I always regarded Carol as a pillar of our literary world, because of the way she joined a devotion to culture to a mastery of commerce. She possessed all the realism that must be required of a serious idealist. In the universe of business Carol was a fifth column for humanism. Her worldliness was her service. She was a brilliant linguist and therefore a brilliant translator, she was a profound reader and therefore a profound editor—and she knew how to arrange a just fate in the marketplace for the treasures that she helped to bring into being. I never knew anybody so consecrated to letters who was so cunning with numbers. She was rarefied and she knew the score. The combination was completely irresistible.

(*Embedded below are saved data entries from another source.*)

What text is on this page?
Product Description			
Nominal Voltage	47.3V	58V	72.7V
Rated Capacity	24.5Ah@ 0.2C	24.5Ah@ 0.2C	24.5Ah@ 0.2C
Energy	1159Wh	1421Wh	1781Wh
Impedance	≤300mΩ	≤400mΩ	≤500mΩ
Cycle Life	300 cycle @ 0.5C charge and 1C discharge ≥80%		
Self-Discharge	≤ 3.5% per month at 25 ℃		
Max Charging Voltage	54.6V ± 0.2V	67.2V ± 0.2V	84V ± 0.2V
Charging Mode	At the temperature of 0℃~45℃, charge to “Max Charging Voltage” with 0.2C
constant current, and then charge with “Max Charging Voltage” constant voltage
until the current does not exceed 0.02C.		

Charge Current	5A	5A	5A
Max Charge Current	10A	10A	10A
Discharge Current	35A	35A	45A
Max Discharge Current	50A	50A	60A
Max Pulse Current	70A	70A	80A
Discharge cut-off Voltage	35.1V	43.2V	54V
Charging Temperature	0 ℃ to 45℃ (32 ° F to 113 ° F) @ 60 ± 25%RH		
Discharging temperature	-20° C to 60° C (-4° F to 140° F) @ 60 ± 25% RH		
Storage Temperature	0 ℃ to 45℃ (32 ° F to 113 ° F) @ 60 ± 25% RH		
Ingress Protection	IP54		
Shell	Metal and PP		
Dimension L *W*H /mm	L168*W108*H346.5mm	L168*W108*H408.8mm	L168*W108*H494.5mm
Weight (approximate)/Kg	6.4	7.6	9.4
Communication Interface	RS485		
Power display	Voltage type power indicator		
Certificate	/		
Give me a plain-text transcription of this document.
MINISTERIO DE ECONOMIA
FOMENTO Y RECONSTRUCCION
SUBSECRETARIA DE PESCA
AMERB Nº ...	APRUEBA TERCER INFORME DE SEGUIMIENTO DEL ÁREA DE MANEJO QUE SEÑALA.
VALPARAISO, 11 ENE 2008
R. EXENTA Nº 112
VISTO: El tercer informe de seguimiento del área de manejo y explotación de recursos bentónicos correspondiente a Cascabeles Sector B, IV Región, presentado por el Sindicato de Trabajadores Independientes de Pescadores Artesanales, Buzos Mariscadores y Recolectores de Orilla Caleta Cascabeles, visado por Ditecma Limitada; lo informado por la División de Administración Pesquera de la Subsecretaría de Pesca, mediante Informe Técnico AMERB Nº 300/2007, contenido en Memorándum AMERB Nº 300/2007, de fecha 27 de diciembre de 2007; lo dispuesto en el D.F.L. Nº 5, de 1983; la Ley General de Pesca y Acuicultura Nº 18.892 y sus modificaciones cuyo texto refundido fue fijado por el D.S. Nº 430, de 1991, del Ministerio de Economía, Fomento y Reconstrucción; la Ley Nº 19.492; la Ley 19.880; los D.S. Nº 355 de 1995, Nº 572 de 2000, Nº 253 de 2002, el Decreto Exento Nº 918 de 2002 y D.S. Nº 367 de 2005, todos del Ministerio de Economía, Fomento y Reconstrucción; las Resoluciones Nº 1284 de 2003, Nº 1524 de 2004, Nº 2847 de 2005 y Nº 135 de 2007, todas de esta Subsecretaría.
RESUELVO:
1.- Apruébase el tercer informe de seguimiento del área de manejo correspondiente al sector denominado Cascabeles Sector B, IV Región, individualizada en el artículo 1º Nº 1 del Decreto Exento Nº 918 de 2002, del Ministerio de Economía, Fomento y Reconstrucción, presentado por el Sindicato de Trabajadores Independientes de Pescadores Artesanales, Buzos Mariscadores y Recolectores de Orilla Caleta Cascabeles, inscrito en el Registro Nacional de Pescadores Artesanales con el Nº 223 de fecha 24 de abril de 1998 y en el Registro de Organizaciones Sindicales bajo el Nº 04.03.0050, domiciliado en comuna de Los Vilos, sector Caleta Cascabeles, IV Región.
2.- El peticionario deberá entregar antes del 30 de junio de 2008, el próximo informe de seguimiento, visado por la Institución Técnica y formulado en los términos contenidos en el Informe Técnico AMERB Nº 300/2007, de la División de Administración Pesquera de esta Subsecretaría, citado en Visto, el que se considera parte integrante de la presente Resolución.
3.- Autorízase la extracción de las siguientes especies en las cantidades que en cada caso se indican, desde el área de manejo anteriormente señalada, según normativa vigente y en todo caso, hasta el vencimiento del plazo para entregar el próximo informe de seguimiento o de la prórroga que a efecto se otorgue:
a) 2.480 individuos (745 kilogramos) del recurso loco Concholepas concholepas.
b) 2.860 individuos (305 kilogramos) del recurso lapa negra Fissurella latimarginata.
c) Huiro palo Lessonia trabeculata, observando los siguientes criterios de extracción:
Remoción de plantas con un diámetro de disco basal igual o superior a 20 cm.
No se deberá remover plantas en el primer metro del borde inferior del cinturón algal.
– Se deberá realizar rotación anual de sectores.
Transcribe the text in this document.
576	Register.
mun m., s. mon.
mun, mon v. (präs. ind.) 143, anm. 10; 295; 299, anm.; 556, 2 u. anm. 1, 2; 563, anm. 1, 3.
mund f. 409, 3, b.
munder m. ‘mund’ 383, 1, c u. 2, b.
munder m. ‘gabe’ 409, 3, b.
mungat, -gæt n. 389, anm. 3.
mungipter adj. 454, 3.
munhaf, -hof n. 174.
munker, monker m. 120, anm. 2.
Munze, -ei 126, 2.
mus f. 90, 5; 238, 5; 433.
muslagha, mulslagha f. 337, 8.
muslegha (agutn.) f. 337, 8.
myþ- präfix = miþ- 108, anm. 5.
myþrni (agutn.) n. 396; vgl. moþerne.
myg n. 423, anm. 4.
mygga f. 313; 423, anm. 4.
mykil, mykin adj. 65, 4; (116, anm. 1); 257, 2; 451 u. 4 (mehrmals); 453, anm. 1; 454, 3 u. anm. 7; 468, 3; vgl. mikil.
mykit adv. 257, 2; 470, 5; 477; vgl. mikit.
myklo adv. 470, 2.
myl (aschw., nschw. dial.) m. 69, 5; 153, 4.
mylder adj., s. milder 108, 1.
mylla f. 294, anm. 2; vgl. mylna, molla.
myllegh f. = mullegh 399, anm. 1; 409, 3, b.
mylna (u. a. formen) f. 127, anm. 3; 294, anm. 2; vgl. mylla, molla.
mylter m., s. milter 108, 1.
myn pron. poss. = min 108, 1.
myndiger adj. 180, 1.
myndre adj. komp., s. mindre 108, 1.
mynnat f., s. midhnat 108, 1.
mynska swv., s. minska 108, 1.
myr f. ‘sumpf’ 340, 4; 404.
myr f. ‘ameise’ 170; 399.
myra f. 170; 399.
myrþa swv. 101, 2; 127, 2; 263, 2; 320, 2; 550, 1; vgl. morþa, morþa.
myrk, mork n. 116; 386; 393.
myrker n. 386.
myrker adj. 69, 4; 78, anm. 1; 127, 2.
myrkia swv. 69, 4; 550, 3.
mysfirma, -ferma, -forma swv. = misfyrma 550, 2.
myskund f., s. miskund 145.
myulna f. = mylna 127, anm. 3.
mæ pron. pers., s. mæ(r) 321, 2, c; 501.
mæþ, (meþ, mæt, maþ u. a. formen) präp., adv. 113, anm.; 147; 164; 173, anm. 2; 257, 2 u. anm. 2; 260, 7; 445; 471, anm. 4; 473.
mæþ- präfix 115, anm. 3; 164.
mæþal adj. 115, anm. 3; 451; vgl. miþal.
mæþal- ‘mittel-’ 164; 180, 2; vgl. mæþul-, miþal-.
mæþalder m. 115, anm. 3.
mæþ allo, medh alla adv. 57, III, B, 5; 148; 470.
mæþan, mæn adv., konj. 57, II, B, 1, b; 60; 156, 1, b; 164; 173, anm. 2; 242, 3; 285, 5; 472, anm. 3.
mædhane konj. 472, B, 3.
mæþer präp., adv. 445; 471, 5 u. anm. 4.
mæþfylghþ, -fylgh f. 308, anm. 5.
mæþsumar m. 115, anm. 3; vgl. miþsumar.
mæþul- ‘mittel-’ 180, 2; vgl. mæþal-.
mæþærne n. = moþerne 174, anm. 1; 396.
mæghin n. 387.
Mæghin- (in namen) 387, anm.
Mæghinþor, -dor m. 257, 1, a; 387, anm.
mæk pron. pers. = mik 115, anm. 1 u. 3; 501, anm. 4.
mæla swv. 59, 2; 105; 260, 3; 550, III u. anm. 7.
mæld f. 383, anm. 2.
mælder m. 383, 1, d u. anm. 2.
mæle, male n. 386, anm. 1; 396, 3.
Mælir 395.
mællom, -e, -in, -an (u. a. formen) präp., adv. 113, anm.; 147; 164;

And so were Carol’s other combinations. Her severity and her sensuousness, for example: her hair wrapped and tied ruthlessly to banish distraction, her hair let down and flowing and the very essence of distraction. And her gravity and her laughter: Carol was genuinely haunted by the horrors of the twentieth century, she always had time for tragedy and insisted abundantly, in her work as an editor and a translator, that its memory be preserved and honored – and yet she was, in the very next second, all solemnity suddenly gone, the wittiest woman in the world, not only devastating but also wild, with an insatiable spiritual hunger for hilarity. She was gifted at the dark and gifted at the light. All the laughter that I now remember in my mourning for Carol was more than “good times.” The laughter was an inner resource, a kindness, an art of resistance, an invincible assertion of the possibility of happiness. She always brought comfort, but never without a relentless intelligence. One of her teachings was that relentless intelligence is itself a comfort.
She was so lovely, so game, so penetrating, so steadfast, so wicked, so vivid, so cultivated, so merry, so sad. The prospect of never hearing her again is rather like the prospect of never hearing Schubert’s song again. It is a decimation. No wine and no wisdom will fix it. Where is she? What is this sickening void?